Written by Mary Ashley Canevaro
An appointment to an endowed chair or professorship is among the highest academic honors a faculty member can receive. The School of Medicine holds a remarkable 193 endowed chairs and 103 endowed professorship positions. These honors contribute to recruitment and retention of premier teachers, clinicians, and researchers.
Endowed chairs and professorships give donors the chance to link their names to an area of special interest within the university. Some donors choose to direct their gifts to endowing a chair or professorship in the academic discipline that inspired them, while others may direct their gifts to create scholarships or fellowships for deserving students, or to support medical research of particular importance to them.
Gene Siegal, M.D., Ph.D., Robert. W. Mowry Endowed Professor, Anatomic Pathology, and Interim Chair, UAB Department of Genetics, was recently sworn in as a member of the inaugural class of fellows, Sigma Xi, "for distguished contributions as a physician scientist and for exemplary scholarship as a teacher, mentor, author, reviewer and editor, and as a leader in academic medicine."
"With the challenges facing science in general and Sigma Xi, in particular, it became clear to me that it is once again time to come forward to support this eminent society which was so important to my own success and sense of self worth and assure its stabilization and growth into this next century," Siegal says.

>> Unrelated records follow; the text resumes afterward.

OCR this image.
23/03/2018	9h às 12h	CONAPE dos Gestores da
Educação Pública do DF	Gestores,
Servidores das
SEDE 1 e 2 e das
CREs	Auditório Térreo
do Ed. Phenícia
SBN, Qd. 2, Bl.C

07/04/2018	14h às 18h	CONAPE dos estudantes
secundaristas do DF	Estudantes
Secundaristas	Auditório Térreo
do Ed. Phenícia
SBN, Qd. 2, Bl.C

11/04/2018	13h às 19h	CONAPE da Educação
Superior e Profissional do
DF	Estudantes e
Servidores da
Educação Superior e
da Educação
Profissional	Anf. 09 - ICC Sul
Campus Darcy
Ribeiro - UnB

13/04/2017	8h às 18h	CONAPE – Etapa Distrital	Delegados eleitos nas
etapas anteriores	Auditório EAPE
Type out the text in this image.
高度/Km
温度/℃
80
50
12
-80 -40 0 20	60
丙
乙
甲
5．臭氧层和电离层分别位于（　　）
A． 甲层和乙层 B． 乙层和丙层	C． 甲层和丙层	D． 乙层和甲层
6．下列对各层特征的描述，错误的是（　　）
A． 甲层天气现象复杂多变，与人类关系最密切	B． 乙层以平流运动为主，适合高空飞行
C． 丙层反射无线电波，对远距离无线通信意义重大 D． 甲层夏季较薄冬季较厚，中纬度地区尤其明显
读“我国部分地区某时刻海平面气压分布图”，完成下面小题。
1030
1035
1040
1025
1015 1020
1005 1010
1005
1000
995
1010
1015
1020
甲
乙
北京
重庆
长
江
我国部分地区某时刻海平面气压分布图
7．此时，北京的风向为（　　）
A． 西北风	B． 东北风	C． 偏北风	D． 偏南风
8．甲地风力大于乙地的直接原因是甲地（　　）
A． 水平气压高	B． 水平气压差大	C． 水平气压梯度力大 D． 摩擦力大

Lalita Samant, Ph.D., Professor, Molecular & Cellular Pathology and Senior Scientist, O'Neal Comprehensive Cancer Center, has been elected as a Board member for the Cancer Biology Training Consortium (CABTRAC).
CABTRAC is a national organization that that serves as a forum for faculty leaders in cancer education and training at their respective Institution. It provides a platform to institute mechanisms and guidelines in cancer training – at all levels.
Selvarangan Ponnazhagan, Ph.D., Professor, Molecular and Cellular Pathology, received a $80,000 research grant from UAB's O'Neal Comprehensive Cancer Center using funds provided by the Breast Cancer Research Foundation of Alabama (BCRFA) to fund his research proposal titled, "Combinatorial genetic immunotherapy and RANKL antagonism for breast cancer."